Kendati demikian, kejadian ini bukan pengalaman pertama saya dianggap sebagai bagian dari sebuah rencana rahasia bertujuan jahat. Nalar konspiratif adalah nalar yang, sayangnya, wajar.
Ridwan Kamil dianggap sebagai anggota kehormatan rezim Illuminati yang tersembunyi?
Jokowi hadir di orasi terbuka D.N. Aidit yang digelar hampir-hampir seabad silam?
Dua belas juta warga AS yang terdidik itu, Tuan dan Puan, percaya bahwa dunia saat ini tengah dalam bahaya dikuasai oleh kaum reptil dengan kemampuan beralih rupa menjadi manusia.
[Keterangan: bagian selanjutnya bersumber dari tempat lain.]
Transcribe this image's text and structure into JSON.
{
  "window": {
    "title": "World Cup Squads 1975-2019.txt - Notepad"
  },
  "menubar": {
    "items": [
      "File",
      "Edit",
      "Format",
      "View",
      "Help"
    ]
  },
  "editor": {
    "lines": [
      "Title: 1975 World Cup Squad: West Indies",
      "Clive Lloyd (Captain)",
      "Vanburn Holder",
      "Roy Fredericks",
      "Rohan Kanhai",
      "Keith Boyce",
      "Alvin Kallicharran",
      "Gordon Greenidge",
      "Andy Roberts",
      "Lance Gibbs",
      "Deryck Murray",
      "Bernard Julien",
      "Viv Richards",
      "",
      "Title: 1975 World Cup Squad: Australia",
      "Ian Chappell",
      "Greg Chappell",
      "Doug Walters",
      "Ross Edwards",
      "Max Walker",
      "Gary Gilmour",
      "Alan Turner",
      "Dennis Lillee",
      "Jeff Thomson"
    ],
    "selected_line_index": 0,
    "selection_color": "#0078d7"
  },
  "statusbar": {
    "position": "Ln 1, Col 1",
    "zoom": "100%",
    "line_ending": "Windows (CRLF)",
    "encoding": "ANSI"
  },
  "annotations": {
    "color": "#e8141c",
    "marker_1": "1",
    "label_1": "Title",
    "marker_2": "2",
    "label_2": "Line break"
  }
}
Dalam sebuah kebetulan, saya sempat bertemu dengan seorang buzzer penebar cerita bahwa para punggawa Tempo menerima uang dari politisi, pengusaha untuk laporan-laporan investigasinya. Berkat persengketaan dengan bekas atasannya di Twitter, identitas sang buzzer terbongkar. Ia kini merasa dikuntit 24 jam oleh wartawan Tempo. Setiap kali mengemudi dan melihat ada sebuah mobil berada cukup lama di belakangnya, ia akan berbelok beberapa kali untuk memastikan apakah ia diikuti atau tidak.
“Mas yakin Mas benar-benar diikuti?” tanya saya.
Saya beritahukan kepadanya, Tempo tak punya motif apa-apa untuk membuntutinya. Identitasnya terungkap sudah sejak beberapa waktu. Kalau Tempo mau, mereka sudah bisa melaporkannya ke polisi. Dan hal tersebut tak dilakukan karena, jelas, langkah semacam akan memperburuk citra Tempo yang kiprahnya selama ini dianggap mengampanyekan kebebasan informasi. Langkah paling strategis sudah dilakukan Tempo, dan hal itu adalah memajang klarifikasi di medianya.
Tempo, akhirnya, tak pernah melaporkan sang buzzer. Menariknya, suatu hari saya mendengar, saya dianggap oleh sang buzzer sebagai orang Tempo. Saya hanya ingin mengajaknya untuk berpikir lebih dingin dan saya, tahu-tahu saja, sudah menjadi bagian dari teori konspirasinya. Saya adalah agen rahasia Tempo yang hendak melucuti keyakinannya pada dirinya sendiri.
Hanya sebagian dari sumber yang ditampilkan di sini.